O capítulo final amplia o debate para o campo das teorias culturais e da comunicação política. Refletindo sobre o conceito de “poder cultural”, tal como discutido pelo pesquisador Franthiesco Ballerin, examina-se o cinema como mecanismo estratégico de influência sociopolítica. São traçados paralelos entre Ainda Estou Aqui e outras produções como Tropa de Elite (2007), de José Padilha, para demonstrar como narrativas ficcionais são capazes de moldar mentalidades, legitimar discursos e consolidar simbologias que repercutem no cenário eleitoral, no imaginário social, nas políticas de massa e na opinião pública. Dessa maneira, resta demonstrada a importância do engajamento emocional do público cinematográfico como chave para uma adesão popular ampla e influente. Destaca-se ainda como a dinâmica da ficção – mais destacadamente do que o documentário – se mostra eficaz para criação de mobilização coletiva no campo simbólico de determinado povo.

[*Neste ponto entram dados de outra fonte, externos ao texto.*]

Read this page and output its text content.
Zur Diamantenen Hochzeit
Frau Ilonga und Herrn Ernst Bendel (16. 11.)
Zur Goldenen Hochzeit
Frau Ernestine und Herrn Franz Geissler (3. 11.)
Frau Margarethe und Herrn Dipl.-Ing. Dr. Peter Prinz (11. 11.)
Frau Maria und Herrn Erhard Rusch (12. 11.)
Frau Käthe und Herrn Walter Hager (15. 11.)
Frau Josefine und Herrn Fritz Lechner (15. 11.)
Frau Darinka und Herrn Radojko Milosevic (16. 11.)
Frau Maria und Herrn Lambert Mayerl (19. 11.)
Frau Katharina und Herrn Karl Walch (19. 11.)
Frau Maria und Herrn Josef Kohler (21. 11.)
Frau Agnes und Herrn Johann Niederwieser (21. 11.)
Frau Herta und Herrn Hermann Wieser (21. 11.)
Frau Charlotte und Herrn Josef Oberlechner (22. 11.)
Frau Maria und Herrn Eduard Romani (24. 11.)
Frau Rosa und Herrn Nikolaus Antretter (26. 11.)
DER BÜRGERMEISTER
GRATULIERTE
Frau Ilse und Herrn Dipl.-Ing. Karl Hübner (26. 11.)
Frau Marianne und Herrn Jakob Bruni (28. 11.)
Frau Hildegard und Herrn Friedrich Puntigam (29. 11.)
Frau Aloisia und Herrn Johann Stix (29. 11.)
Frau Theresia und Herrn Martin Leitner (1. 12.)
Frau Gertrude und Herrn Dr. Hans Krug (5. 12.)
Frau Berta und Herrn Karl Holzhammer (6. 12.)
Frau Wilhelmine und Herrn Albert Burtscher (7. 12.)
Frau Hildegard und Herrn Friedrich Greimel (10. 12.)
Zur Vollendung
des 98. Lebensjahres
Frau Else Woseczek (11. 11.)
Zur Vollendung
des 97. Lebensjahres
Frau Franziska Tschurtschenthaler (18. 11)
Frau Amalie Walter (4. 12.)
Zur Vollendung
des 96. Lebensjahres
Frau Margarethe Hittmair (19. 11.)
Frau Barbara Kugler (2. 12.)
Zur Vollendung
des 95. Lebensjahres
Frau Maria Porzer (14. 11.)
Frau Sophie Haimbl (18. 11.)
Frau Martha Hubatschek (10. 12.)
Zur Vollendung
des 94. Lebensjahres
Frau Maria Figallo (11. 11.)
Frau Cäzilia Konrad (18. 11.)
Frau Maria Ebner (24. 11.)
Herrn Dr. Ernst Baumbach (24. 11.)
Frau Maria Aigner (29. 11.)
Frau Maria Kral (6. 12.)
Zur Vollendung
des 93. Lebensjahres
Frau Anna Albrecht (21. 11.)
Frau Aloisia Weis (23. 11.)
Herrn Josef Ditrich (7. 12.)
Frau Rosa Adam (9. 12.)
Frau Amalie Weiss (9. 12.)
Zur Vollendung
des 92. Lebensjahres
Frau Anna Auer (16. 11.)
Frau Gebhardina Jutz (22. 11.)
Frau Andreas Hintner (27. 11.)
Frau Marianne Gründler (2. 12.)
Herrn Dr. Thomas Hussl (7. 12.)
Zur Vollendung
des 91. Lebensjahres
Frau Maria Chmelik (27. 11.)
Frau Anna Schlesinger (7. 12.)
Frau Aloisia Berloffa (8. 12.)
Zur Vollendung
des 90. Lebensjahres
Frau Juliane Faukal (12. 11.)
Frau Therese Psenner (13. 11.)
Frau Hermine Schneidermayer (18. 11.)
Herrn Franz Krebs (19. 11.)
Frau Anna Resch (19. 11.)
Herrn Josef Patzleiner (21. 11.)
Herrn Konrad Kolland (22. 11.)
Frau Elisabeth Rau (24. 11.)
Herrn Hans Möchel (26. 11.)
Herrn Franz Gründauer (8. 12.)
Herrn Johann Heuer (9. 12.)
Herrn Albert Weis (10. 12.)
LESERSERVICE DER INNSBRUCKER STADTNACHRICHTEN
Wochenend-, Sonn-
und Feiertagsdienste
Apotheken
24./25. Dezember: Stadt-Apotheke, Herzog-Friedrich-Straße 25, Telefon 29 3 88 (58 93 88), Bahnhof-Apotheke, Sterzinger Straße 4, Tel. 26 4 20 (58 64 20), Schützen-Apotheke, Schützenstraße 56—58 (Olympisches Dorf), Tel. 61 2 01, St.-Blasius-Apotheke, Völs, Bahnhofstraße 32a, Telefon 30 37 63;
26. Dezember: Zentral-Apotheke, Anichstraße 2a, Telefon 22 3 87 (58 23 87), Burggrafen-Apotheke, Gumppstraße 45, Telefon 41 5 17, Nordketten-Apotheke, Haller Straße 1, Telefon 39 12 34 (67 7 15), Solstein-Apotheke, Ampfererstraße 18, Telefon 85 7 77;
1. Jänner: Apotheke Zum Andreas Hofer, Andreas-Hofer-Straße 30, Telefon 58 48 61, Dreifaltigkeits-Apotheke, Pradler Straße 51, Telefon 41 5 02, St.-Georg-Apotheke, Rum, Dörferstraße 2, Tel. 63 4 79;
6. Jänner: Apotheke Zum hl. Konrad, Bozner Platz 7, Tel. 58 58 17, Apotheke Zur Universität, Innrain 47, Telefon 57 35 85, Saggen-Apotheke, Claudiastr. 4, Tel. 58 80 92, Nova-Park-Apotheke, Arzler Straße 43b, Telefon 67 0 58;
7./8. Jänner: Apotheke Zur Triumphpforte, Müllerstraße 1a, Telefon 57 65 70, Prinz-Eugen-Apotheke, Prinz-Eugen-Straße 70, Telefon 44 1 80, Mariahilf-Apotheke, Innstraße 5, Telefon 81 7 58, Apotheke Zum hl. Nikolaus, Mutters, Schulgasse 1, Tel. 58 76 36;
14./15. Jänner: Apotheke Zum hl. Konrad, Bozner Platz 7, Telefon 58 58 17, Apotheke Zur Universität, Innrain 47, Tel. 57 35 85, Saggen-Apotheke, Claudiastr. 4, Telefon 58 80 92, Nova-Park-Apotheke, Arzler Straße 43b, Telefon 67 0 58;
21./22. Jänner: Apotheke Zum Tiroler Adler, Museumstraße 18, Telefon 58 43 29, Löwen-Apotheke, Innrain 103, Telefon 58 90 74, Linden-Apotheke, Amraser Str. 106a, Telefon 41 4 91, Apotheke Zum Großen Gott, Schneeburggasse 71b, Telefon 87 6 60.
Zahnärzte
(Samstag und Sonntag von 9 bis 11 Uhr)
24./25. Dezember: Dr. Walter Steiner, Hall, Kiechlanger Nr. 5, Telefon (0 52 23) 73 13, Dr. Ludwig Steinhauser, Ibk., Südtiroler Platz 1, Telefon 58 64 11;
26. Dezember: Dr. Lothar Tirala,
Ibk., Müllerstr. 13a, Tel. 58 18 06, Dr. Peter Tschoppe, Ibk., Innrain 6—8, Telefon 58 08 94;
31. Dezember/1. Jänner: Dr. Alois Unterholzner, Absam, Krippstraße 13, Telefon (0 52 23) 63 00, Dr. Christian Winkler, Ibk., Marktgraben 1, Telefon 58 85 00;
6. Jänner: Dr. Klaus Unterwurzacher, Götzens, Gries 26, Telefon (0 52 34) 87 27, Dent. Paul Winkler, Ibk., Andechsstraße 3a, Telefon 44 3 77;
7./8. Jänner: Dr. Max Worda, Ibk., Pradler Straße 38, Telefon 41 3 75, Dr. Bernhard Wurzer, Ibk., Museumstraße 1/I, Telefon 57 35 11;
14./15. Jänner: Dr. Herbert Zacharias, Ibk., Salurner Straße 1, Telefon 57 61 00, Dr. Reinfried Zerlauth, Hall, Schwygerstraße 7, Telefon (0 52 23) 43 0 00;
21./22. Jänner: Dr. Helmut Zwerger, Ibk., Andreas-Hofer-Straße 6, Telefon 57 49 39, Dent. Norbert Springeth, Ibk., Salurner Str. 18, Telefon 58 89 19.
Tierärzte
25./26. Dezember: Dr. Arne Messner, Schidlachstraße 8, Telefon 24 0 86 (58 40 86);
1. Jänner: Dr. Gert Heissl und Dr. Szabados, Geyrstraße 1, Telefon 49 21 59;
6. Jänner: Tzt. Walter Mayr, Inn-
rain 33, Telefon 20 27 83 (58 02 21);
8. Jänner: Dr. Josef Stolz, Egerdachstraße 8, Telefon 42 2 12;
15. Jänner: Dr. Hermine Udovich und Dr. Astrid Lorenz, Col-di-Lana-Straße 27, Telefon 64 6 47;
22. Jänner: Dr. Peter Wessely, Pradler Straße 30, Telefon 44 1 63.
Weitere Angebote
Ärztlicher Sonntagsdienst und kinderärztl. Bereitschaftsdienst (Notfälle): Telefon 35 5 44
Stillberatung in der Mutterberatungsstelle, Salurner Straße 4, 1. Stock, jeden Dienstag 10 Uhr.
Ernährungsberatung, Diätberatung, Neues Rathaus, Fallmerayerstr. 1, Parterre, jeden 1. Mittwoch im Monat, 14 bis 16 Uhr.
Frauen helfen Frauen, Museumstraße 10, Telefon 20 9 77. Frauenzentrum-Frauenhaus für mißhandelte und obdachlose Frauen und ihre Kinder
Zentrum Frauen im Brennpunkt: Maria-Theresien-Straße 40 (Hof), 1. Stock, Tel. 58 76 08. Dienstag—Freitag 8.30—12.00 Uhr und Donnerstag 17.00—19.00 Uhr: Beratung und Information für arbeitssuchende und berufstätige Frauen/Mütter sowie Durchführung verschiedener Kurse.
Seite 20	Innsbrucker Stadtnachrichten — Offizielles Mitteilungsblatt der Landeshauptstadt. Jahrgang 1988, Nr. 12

Ao final desta leitura, espera-se que o leitor compreenda como o cinema – longe de ser apenas diversão – pode ocupar um papel central no embate de ideias, na formação de identidades políticas e no enfrentamento dos traumas históricos de um país. Mais do que relatar os acontecimentos em torno de Ainda Estou Aqui, este livro deseja contribuir para o entendimento do lugar da arte como ferramenta de consciência crítica e construção democrática.
Boa leitura!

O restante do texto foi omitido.